SQL Server Best Practices: Using Filegroups to Implement Cold and Hot Data Isolation Backup Solution

Scenario Description

In our example scenario, we’ll assume that a company has a critical large database (over 10 TB) and faces the following scenarios:

  1. The database contains user payment information for nearly 10 years, which is crucial
  2. The annual data is archived and stored in the table for the current year. The data in tables for previous years is read only (the historical payment information no longer needs to be modified), and only the data in the current year’s table is both readable and writable
  3. Each full database backup takes too long, more than 20 hours; the database restore operation takes even longer, more than 30 hours

Introduction to Filegroups

This article will not focus on the details of filegroups. However, as it is the core technology involved, it is necessary to briefly introduce filegroups in SQL Server in terms of their advantages, creation, and usage.

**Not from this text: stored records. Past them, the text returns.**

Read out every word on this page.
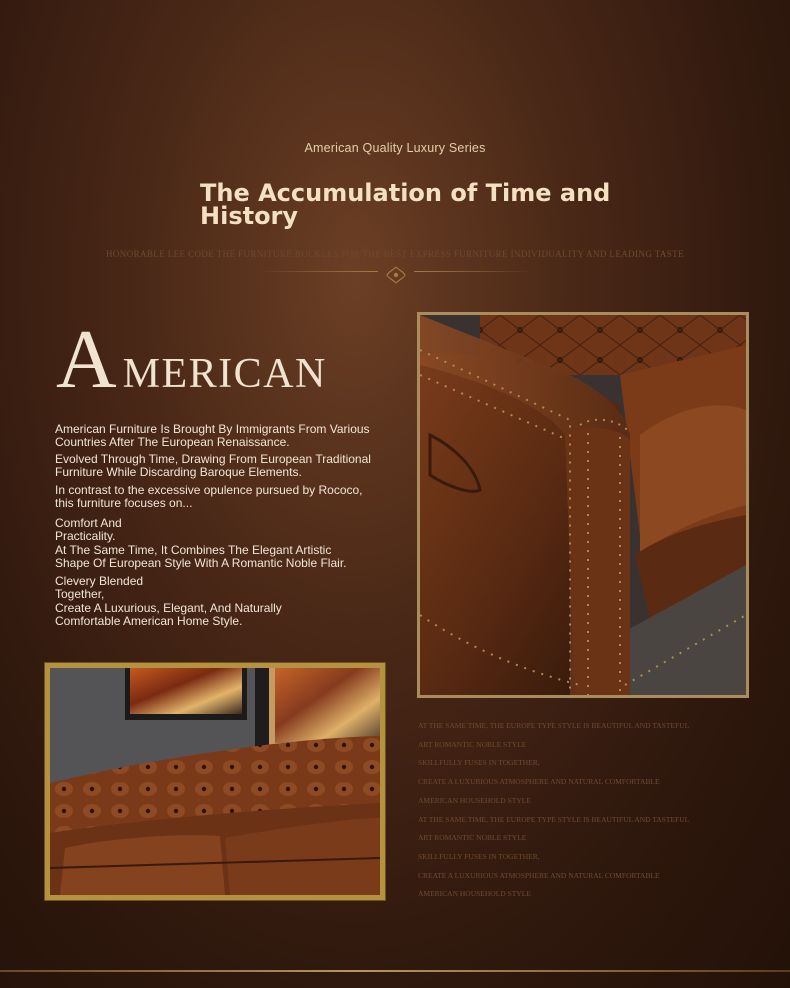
American Quality Luxury Series
The Accumulation of Time and
History
HONORABLE LEE CODE THE FURNITURE BUCKLES FOR THE BEST EXPRESS FURNITURE INDIVIDUALITY AND LEADING TASTE
AMERICAN
American Furniture Is Brought By Immigrants From Various
Countries After The European Renaissance.
Evolved Through Time, Drawing From European Traditional
Furniture While Discarding Baroque Elements.
In contrast to the excessive opulence pursued by Rococo,
this furniture focuses on...
Comfort And
Practicality.
At The Same Time, It Combines The Elegant Artistic
Shape Of European Style With A Romantic Noble Flair.
Clevery Blended
Together,
Create A Luxurious, Elegant, And Naturally
Comfortable American Home Style.
AT THE SAME TIME, THE EUROPE TYPE STYLE IS BEAUTIFUL AND TASTEFUL
ART ROMANTIC NOBLE STYLE
SKILLFULLY FUSES IN TOGETHER,
CREATE A LUXURIOUS ATMOSPHERE AND NATURAL COMFORTABLE
AMERICAN HOUSEHOLD STYLE
AT THE SAME TIME, THE EUROPE TYPE STYLE IS BEAUTIFUL AND TASTEFUL
ART ROMANTIC NOBLE STYLE
SKILLFULLY FUSES IN TOGETHER,
CREATE A LUXURIOUS ATMOSPHERE AND NATURAL COMFORTABLE
AMERICAN HOUSEHOLD STYLE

Advantages of Using Filegroups

SQL Server supports the storage of table and index data in Non-Primary filegroups, which provides the following benefits when a database has multiple filegroups:

  1. Distributes I/O pressure to different filegroups. If files in different filegroups are on different disks, disk pressure can be distributed.
  2. DBCC CHECKFILEGROUP operations are performed for different filegroups, and the same database can process multiple processes in parallel, reducing the maintenance time for big data.
  3. Backup and Restore operations can be performed at the filegroup level to control backup and restore strategies in a more granular manner.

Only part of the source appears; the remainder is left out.